Comme première étape, les chercheurs se concentrent sur le complexe de recherche du Centre d’études nordiques (CEN) de l’Université Laval à Whapmagoostui-Kuujjuarapik. Ce laboratoire vivant servira au développement d’un concept d’intégration de systèmes énergétiques hybrides qui pourra être étendu à d’autres villages du Nunavik.
«On part avec la station du CEN notamment parce qu’il est plus facile d’avoir accès à la facture énergétique des bâtiments, souligne Jasmin Raymond. Au Nunavik, l’énergie coûte très cher.»
Les chercheurs concevront ensuite un modèle de bâtiment dans lequel on simulera l'effet de solutions énergétiques hybrides, comme la biomasse, le solaire photovoltaïque, l’éolien et la géothermie, pour en déterminer la portée des économies et la diminution de l’empreinte carbone.

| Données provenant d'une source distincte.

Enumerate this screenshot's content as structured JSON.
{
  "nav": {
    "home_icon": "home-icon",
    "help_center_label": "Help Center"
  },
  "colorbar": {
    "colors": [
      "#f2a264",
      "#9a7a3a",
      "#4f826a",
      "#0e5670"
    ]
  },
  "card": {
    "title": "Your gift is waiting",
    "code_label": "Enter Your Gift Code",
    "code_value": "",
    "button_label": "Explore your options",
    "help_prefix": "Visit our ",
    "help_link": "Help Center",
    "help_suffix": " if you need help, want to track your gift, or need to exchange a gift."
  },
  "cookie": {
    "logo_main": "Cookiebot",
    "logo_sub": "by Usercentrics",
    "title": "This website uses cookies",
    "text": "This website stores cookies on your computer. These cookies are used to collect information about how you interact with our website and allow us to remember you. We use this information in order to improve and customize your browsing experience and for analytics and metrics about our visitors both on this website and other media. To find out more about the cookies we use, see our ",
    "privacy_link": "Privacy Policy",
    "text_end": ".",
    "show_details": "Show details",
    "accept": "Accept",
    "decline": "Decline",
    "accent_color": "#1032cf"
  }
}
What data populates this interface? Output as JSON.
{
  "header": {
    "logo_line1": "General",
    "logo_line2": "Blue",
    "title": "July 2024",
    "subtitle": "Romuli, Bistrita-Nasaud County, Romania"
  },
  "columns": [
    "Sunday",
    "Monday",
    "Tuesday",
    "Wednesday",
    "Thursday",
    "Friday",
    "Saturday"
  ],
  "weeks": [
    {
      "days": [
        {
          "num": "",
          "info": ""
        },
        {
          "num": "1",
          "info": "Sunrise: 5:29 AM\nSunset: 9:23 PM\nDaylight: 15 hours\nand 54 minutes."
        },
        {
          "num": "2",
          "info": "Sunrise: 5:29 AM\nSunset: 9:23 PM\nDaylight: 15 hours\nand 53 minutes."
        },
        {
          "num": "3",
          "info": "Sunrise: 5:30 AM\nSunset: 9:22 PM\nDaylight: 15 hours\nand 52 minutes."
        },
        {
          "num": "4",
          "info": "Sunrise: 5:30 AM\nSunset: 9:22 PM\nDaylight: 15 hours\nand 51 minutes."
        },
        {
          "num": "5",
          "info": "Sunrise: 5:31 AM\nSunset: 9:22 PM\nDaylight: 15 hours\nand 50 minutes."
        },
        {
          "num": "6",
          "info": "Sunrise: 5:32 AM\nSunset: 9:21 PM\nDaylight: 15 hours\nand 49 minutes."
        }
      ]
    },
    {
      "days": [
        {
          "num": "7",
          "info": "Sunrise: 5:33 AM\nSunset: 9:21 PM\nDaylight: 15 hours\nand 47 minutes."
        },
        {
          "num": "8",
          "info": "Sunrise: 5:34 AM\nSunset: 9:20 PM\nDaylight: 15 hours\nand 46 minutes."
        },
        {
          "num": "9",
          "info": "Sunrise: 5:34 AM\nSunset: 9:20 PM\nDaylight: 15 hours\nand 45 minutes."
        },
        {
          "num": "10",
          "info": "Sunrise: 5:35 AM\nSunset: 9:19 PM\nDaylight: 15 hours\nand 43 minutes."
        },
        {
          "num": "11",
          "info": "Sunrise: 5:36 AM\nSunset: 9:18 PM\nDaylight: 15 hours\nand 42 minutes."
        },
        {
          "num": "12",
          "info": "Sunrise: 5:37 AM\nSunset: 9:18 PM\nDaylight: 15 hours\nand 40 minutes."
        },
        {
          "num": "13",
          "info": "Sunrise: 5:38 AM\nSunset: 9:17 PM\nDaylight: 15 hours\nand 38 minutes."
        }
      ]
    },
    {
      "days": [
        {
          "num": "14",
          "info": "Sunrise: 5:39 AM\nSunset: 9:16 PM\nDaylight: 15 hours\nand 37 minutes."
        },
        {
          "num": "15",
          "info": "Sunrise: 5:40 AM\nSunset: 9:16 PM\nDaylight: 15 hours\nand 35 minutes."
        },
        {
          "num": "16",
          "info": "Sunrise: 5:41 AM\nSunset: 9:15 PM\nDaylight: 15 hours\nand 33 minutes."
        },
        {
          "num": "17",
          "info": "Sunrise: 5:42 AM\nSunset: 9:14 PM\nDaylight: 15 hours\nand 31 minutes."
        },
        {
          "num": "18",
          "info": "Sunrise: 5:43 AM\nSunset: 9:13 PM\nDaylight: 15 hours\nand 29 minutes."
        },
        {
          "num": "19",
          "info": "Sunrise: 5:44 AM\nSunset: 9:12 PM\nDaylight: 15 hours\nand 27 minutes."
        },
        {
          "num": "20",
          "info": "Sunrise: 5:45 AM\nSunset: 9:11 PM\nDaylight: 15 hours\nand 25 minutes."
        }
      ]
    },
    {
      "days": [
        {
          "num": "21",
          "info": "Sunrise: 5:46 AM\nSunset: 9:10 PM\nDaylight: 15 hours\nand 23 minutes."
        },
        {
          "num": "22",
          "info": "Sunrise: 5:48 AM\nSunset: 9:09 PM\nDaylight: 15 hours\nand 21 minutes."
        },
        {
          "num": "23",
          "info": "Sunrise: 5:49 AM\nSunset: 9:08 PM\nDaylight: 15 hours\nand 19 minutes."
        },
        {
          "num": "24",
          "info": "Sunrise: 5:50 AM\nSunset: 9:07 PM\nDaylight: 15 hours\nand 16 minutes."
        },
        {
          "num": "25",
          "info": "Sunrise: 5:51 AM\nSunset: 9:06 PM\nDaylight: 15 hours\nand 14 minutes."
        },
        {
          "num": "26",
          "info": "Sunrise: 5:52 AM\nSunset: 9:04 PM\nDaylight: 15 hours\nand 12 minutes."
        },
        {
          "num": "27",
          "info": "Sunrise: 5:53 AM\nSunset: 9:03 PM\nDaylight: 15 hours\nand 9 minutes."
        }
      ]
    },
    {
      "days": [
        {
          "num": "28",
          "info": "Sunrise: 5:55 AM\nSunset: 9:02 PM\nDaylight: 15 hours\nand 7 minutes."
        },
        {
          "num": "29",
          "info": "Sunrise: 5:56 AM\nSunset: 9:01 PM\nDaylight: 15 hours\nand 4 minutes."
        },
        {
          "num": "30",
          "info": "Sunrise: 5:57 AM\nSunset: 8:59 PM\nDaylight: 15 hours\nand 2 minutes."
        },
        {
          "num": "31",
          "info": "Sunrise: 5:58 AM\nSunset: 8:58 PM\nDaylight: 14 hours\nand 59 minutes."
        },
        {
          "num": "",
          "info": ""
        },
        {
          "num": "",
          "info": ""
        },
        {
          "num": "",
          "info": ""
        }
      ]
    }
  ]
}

«Une des problématiques que l’on veut aborder est l’intermittence du rayonnement solaire, les journées étant assez longues en été et plus courtes en hiver, explique le professeur Louis Gosselin, du Département de génie mécanique de l’Université Laval et membre de l’équipe de recherche. L’été, des panneaux solaires produiront une certaine quantité d’énergie. Il nous faut trouver une façon de stocker la chaleur dans le sol et d'aller la chercher plus tard, en hiver, pour la distribuer dans les bâtiments du CEN.»
Transdisciplinaire, l’équipe de recherche comprend deux autres professeurs de l’Université Laval, soit Christophe Krolik, de la Faculté de droit, et Thierry Rodon, du Département de science politique. Six partenaires sont de la partie, dont le Centre d’études nordiques, le cégep de Jonquière et Transition énergétique Québec. Les chercheurs considéreront les comportements humains, parfois difficiles à prédire, qui influencent la consommation d’énergie. Dans l’optique d’accélérer le déploiement d’un portefeuille énergétique varié, ils procéderont à une analyse rigoureuse des cadres réglementaire et politique.